Peta Jalan Menuju Indonesia Emas
Visi Indonesia Emas 2045 bukan sekadar impian, melainkan panggilan untuk bertindak. Pidato kenegaraan Presiden Prabowo Subianto pada 15 Agustus 2025 menegaskan komitmen pemerintah untuk memanfaatkan APBN dan mekanisme pembiayaan inovatif seperti Danantara guna mentransformasi ekonomi.
Namun, suara masyarakat jelas: pemberantasan korupsi, stabilitas ekonomi, dan investasi pada pendidikan serta sumber daya manusia adalah prioritas yang tak bisa ditawar. Bayang-bayang 167 kasus korupsi kepala daerah serta perjuangan jutaan orang untuk mendapatkan pekerjaan menjadi pengingat akan urgensi tindakan nyata.
Indonesia berada di titik krusial.

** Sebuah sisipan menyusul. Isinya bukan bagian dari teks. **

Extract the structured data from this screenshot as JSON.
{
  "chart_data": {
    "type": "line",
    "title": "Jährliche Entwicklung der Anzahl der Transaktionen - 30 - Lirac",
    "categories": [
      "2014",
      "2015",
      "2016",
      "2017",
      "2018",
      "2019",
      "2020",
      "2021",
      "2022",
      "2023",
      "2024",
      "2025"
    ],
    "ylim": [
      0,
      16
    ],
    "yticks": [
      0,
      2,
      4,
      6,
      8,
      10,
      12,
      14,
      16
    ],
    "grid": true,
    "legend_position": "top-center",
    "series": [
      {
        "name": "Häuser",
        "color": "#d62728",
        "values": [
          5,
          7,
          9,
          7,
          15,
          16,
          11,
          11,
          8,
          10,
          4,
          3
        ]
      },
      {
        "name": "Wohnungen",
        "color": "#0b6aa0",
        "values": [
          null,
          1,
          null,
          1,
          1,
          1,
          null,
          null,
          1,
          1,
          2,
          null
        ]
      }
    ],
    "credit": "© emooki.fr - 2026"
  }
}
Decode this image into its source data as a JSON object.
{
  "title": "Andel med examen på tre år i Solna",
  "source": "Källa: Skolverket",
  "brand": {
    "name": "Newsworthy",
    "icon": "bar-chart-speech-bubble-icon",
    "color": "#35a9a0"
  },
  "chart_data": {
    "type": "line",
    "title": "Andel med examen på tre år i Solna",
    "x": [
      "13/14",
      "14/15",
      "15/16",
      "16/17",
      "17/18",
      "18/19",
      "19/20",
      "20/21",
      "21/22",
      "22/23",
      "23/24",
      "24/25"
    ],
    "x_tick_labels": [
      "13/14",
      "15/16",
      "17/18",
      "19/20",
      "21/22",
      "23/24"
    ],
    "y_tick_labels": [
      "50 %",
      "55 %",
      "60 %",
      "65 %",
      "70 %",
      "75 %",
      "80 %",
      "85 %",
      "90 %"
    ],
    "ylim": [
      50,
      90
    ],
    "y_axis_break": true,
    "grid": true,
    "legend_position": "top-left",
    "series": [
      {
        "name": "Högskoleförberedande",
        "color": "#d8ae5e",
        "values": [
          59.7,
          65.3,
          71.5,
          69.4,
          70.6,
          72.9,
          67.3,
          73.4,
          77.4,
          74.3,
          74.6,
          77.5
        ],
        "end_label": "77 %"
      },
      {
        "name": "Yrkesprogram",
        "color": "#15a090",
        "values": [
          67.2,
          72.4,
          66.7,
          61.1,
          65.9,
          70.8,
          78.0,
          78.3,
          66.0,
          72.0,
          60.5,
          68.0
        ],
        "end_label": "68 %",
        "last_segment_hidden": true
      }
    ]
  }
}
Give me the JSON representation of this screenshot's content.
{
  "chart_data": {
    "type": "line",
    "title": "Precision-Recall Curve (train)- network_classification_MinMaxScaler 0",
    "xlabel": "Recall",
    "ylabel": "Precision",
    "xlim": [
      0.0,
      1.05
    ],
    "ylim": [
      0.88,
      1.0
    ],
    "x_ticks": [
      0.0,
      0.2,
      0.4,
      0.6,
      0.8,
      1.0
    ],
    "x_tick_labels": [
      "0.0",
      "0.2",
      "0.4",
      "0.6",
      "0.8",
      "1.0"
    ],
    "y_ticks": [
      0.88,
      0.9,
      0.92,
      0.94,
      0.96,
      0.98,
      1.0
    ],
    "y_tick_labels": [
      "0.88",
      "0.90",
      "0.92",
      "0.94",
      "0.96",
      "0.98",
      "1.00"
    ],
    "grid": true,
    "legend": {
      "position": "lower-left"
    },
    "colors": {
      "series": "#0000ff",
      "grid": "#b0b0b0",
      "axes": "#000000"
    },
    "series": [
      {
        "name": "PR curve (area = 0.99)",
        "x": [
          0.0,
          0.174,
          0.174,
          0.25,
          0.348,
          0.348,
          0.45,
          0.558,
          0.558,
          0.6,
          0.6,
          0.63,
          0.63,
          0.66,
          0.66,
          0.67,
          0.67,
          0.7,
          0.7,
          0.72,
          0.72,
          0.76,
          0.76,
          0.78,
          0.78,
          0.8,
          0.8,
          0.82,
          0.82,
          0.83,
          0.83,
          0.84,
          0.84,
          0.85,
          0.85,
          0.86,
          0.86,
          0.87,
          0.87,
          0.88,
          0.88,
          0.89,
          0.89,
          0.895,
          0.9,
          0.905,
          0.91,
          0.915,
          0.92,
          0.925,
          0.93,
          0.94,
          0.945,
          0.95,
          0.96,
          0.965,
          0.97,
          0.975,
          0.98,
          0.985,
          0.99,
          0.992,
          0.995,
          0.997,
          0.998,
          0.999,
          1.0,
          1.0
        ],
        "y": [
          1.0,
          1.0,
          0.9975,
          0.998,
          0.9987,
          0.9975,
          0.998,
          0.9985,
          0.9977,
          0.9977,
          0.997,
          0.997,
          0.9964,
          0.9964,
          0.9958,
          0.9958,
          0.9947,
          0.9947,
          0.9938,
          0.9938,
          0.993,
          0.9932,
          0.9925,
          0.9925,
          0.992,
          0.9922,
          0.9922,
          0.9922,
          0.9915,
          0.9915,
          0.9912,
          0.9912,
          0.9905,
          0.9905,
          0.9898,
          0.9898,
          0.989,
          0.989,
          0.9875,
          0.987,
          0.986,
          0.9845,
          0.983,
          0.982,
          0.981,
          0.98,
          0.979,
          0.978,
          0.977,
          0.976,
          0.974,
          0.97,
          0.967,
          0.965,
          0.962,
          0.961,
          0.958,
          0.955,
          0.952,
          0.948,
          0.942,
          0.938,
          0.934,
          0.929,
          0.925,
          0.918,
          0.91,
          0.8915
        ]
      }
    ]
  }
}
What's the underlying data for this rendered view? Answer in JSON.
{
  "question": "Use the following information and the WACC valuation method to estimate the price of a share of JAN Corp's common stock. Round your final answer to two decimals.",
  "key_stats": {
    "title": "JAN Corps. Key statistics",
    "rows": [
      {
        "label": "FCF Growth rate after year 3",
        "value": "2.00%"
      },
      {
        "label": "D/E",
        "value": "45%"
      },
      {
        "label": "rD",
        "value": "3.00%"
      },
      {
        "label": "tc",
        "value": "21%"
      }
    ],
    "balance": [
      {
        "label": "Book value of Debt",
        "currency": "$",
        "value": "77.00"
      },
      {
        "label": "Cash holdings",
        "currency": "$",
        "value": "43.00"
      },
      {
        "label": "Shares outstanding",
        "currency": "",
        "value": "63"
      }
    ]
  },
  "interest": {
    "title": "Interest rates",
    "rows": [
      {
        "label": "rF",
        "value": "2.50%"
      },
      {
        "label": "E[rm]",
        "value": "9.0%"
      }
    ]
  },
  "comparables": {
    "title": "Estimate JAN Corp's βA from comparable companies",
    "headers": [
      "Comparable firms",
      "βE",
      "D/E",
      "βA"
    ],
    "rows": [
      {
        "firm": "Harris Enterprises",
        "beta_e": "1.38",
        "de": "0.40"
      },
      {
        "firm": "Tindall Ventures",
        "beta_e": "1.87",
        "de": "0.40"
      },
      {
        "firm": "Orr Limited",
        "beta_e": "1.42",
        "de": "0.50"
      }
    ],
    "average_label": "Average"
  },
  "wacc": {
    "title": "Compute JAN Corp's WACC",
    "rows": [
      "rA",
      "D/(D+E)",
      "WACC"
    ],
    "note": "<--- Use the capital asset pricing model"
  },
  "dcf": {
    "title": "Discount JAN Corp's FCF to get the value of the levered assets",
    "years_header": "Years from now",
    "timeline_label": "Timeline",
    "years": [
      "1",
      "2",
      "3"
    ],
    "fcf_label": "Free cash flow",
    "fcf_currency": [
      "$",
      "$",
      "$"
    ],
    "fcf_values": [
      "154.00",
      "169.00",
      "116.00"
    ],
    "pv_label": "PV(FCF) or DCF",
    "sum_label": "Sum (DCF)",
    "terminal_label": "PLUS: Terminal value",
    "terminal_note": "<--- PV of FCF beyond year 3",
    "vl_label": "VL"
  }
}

Pencapaian seperti jalan, sekolah, dan populasi yang lebih sehat serta terdidik menjadi bukti ketangguhan bangsa.
Namun, perjalanan menuju status negara maju menuntut lebih dari sekadar pembangunan fisik; ia membutuhkan komitmen pada keadilan, pemerataan, dan kesempatan bagi semua.
Dengan usaha bersama, Indonesia tidak hanya mampu memenuhi, tetapi juga melampaui aspirasi rakyatnya, melangkah percaya diri menuju era emas pada 2045.